Ich habe viel zu wenig Zeit zum Nachdenken und ich bin froh, dass gerade ein wenig Ruhe nur dafür hatte. Das ist lange nicht mehr vorgekommen. Mein Prinzessin-Lillyfee-Tee neigt sich dem Ende und wird langsam kalt. Ein paar lilafarbene Haar-Stückchen hängen mir in den Wimpern vom Pony schneiden. Der Übergang von Lila zu Pink ist nicht so schön geworden, wie ich es mir vorgestellt hatte. Aber wozu muss ich im Kuhkaff auch gut aussehen? Ich habe sogar fast nur Gammel-Klamotten eingepackt. Mein Laptop kommt mit, aber ich weiß nicht, ob das mit dem Internet so gut klappt. Ich hoffe, denn ich hab ja auch noch anderes zu tun, als dort rumzuhängen. Am Donnerstag bin ich wieder da. Und berichte euch, ob es wirklich so schlimm war.^^

Glitzert eine Runde durch die schwarzblaue Nacht, ihr Lieben. Bis bald ♥


1 Kommentar:

  1. Du packst das bis Donnerstag, deine Gedanken wegen 'Sachsen und Dorf' kann ich richtig verstehen. Da würde ich nicht gerne von ein paar 'besorgten Deutschen', tot über den Gartenzaun gehängt werden... *grusel, grusel*

    Ach, danke für deine Sicht zu meinem letztem Post. Ich gebe zu, ich male zu viel schwarz/weiß und meine subjektive Wahrnehmung ist manchmal ziemlich, ziemlich Panne? :S

    Ach ja, wegen dem Veganen. Du hättest mir ja geschrieben dass das gerade bei Kosmetik echt undurchsichtig ist, was tierische Erzeugnisse beinhaltet und was nicht. Nun hatte ich mich damit etwas befasst und muss zugeben, bin etwas geschockt, wie kompliziert das ist. Die Sache, mit einem Zettel vor der Regal zu stehen, ist wohl für Laien unausweichlich. Ich habe mir vorgenommen auch mal meine Produkte zu checken und sie eventuell durch vegane Alternativen zu ersetzen.
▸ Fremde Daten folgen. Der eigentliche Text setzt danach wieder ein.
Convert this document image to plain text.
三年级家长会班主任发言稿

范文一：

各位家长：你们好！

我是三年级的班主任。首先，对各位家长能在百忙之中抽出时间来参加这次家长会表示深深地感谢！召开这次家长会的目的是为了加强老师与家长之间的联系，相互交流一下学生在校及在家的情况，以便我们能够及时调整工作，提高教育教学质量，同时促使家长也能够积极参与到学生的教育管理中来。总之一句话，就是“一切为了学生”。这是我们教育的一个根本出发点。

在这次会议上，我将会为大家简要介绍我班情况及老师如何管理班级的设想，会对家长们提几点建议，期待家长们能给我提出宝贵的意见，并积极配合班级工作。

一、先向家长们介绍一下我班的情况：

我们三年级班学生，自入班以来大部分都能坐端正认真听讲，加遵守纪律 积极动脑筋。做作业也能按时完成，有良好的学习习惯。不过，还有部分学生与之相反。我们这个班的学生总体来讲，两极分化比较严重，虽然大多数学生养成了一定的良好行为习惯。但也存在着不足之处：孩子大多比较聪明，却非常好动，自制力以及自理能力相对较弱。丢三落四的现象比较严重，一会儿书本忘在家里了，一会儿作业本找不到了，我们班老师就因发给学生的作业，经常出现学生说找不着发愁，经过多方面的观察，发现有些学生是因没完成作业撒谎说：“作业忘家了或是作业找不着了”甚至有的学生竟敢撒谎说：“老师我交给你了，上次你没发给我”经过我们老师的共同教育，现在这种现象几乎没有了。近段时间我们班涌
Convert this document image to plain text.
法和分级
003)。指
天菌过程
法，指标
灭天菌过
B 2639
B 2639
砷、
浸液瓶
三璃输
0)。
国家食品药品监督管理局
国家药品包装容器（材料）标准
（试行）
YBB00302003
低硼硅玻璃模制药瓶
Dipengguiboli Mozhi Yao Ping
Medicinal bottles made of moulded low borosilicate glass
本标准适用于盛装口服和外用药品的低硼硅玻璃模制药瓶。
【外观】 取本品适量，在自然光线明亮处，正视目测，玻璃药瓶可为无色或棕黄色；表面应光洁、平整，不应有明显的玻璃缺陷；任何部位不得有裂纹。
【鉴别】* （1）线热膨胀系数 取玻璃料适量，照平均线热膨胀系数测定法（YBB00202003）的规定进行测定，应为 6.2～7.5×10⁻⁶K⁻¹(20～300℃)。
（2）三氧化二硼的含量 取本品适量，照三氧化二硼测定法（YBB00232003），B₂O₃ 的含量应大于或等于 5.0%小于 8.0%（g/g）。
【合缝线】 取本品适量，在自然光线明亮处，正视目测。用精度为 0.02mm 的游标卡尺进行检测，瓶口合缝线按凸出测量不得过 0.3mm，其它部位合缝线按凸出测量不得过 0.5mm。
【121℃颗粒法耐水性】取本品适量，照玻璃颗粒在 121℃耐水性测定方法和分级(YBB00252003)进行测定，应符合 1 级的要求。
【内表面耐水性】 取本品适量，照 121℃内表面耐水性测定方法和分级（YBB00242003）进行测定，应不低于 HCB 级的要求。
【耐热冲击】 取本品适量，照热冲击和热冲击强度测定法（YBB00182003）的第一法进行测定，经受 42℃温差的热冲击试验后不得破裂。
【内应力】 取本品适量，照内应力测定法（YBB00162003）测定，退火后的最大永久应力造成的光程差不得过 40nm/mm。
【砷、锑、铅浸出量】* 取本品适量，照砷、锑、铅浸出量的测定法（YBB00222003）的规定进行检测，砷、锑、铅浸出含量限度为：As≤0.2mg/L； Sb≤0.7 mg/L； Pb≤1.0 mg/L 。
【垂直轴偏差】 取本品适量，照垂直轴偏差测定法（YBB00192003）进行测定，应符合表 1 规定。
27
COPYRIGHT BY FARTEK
Wenn man ganz faul isz , kann man ja noch ins Veganz gehen. ;)

    Aber supi, dass du im Moment so gut dran bleibst.

    Und ja: den Gedanken ob wir uns mal begegnet sind, hatte ich auch schon öfters. Übrigens hatte ich erst vorgestern, Freitag, oder so, eine junge Frau mit Lila/rosahaaren gesehen. Oben das eine, unten das andere. War beim Einkaufen im Netto, aber ich denke das warst du nicht. ;)
    Gibt ja doch ein paar mehr Bunthaarige, aber wer weiß, wer weiß, manchmal ist die Welt klein. ;)
    Blautürkisgrüne Grüße!
    Lass dich nicht ärgern!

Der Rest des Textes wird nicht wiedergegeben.